Perjalanan Melestarikan Budaya – Di lahan subur Kalimantan Timur, masih ada harapan bagi masyarakat adat yang menghadapi tantangan hilangnya hutan. Di Sekolah Adat Arus Kualan, alam adalah guru yang dihormati, dan proses pembelajaran dipadukan dengan upaya melestarikan budaya Dayak.
Saat masyarakat Dayak bergulat dengan ancaman hilangnya hutan, Arus Kualan muncul sebagai kekuatan yang memberdayakan anak-anak, seperti Selsi dan Elis, untuk menjadi pewaris budaya. Perjalanan hidup mereka menggambarkan betapa besarnya dampak pendidikan dalam membentuk masyarakat yang inklusif dan berkelanjutan.
Selsi, 12 tahun, menemukan passionnya dalam mengajarkan seni memainkan Sampe, alat musik tradisional Dayak. Di luar musik, ia juga mengajarkan berbagai permainan kuno dan seni tenun tradisional yang rumit. Selsi dengan antusias menyatakan, “Arus Kualan telah memberi saya kesempatan untuk belajar tentang budaya saya dan menginspirasi orang lain untuk memeluk tradisi kami. Saya sangat menikmati menyaksikan teman-teman belajar dan melestarikan warisan kita.”
Baca juga: Memberdayakan Perempuan di Seluruh Dunia Dengan Pendidikan
Sedangkan Elis, 14 tahun, yang memiliki ikatan leluhur yang kuat, memiliki semangat yang besar untuk melestarikan ilmu pengobatan tradisional. Terinspirasi dari neneknya yang juga anggota masyarakat adat Dayak, Elis pun antusias berkiprah sebagai tabib.
Selain itu, kefasihan berbahasa Inggrisnya menjadikannya duta budaya. Ia selalu menyambut hangat tamu dari negara lain dan membimbing mereka menyaksikan keajaiban Arus Kualan. “Saya ingin menjembatani kesenjangan antara warisan budaya kita dan dunia. “Dengan berbagi pengetahuan tentang pengobatan tradisional dan seni, kita dapat menciptakan apresiasi yang lebih dalam terhadap jati diri kita,” kata Elis.
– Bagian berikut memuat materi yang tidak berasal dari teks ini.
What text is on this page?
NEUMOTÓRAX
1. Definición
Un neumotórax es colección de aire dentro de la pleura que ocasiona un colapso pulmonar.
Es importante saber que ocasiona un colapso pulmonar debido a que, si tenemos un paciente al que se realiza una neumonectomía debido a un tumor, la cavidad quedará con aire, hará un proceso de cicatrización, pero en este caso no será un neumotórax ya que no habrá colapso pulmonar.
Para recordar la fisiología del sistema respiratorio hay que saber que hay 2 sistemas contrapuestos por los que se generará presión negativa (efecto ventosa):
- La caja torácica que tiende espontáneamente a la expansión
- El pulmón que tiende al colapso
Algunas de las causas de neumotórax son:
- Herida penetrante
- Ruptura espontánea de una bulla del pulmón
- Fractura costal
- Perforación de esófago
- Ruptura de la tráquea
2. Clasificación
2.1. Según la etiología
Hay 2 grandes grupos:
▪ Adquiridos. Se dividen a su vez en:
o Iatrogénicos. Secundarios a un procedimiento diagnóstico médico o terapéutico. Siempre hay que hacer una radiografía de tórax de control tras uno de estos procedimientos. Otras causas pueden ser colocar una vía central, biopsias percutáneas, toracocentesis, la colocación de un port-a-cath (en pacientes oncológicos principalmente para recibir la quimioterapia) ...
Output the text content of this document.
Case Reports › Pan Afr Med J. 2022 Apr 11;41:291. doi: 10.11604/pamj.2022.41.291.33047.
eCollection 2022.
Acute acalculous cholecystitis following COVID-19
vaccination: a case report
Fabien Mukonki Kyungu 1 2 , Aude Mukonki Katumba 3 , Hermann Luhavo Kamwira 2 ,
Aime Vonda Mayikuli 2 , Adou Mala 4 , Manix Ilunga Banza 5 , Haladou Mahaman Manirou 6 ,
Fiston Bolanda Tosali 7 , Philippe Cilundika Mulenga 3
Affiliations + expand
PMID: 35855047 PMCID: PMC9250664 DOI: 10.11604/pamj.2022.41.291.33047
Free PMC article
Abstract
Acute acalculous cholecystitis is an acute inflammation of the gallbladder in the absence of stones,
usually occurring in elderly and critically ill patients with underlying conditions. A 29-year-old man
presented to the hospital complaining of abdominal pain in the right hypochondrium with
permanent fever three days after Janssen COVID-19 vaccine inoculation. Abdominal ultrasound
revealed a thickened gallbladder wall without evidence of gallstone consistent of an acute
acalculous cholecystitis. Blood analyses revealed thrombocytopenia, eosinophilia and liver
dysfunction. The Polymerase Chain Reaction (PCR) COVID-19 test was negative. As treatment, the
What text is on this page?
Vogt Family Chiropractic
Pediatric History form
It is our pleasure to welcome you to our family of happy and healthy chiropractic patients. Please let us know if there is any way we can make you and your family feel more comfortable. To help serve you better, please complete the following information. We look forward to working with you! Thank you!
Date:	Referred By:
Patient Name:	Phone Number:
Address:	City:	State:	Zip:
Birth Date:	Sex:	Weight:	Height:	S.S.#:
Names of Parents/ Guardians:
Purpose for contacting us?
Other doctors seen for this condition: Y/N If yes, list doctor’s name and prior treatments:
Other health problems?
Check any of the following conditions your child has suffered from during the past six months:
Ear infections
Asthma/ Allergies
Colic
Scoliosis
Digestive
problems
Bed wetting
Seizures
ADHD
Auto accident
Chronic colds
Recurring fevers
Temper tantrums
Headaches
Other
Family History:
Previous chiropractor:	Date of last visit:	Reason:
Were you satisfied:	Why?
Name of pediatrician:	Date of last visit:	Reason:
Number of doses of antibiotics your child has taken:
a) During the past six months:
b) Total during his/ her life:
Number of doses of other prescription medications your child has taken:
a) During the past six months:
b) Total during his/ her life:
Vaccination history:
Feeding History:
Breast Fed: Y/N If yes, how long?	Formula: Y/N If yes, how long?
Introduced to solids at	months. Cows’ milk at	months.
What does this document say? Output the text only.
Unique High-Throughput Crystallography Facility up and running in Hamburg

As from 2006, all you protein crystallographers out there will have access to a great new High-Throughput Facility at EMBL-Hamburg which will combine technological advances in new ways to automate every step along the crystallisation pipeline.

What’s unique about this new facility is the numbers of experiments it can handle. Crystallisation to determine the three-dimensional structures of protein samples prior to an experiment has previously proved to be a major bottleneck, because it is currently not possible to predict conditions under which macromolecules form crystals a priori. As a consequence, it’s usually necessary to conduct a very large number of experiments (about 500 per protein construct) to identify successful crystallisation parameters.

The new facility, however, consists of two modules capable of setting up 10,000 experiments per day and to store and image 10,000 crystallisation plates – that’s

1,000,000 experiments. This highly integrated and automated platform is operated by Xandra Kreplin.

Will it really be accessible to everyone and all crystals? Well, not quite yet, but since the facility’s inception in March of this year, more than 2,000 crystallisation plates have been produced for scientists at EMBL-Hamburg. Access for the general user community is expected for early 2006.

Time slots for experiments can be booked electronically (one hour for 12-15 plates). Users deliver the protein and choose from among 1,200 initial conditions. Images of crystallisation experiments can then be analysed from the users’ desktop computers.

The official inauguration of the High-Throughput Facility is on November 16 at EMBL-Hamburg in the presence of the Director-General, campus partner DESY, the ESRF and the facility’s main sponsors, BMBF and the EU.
Didirikan pada tahun 2014, cabang sekolah adat Arus Kualan tersebar di seluruh Kalimantan Timur sebagai mercusuar pelestarian budaya. Sekolah ini membentuk komunitas siswa yang beragam yang ingin melestarikan warisan Dayak.
Berakar pada keyakinan bahwa kearifan lokal adalah kunci pelestarian warisan budaya, lembaga pendidikan nonformal ini menanamkan seni tari, musik, dan kerajinan tradisional kepada siswanya. Berdasarkan filosofi “alam semesta adalah sekolah dan setiap orang adalah guru”, Arus Kualan merangkul siswa dari segala usia.
Melestarikan Warisan melalui Advokasi Lingkungan
Selama beberapa generasi, masyarakat Dayak sangat menghargai tanah mereka, memandang setiap pohon, sungai, dan makhluk hidup sebagai bagian dari identitas mereka. Arus Kualan menanamkan rasa cinta dan hormat terhadap alam pada diri siswanya.
Hilangnya hutan di Kalimantan mengancam pengetahuan tradisional dan cara hidup masyarakat adat. Karena mereka sangat bergantung pada hutan untuk mendapatkan makanan dan sumber daya, hilangnya hutan akan membahayakan kesejahteraan dan ikatan budaya mereka. Upaya konservasi yang mendesak dan praktik berkelanjutan sangat penting untuk melestarikan hutan Kalimantan dan menjaga warisannya untuk generasi mendatang.
Di tengah tantangan deforestasi dan perubahan iklim, fokus Arus Kualan terhadap pengelolaan lingkungan hidup menjadi sangat penting. Sekolah ini mengintegrasikan ajaran konservasi ke dalam kurikulumnya. Siswa membenamkan diri di alam melalui eksplorasi hutan dan pengamatan satwa liar, menumbuhkan apresiasi mendalam terhadap keterhubungan semua makhluk hidup.
Selsi dan Elis memahami pentingnya menjaga hutan untuk pengobatan tradisional dan kesejahteraan masyarakat. Arus Kualan memberdayakan mereka untuk menjaga warisan budaya dan lingkungan demi masa depan yang berkelanjutan.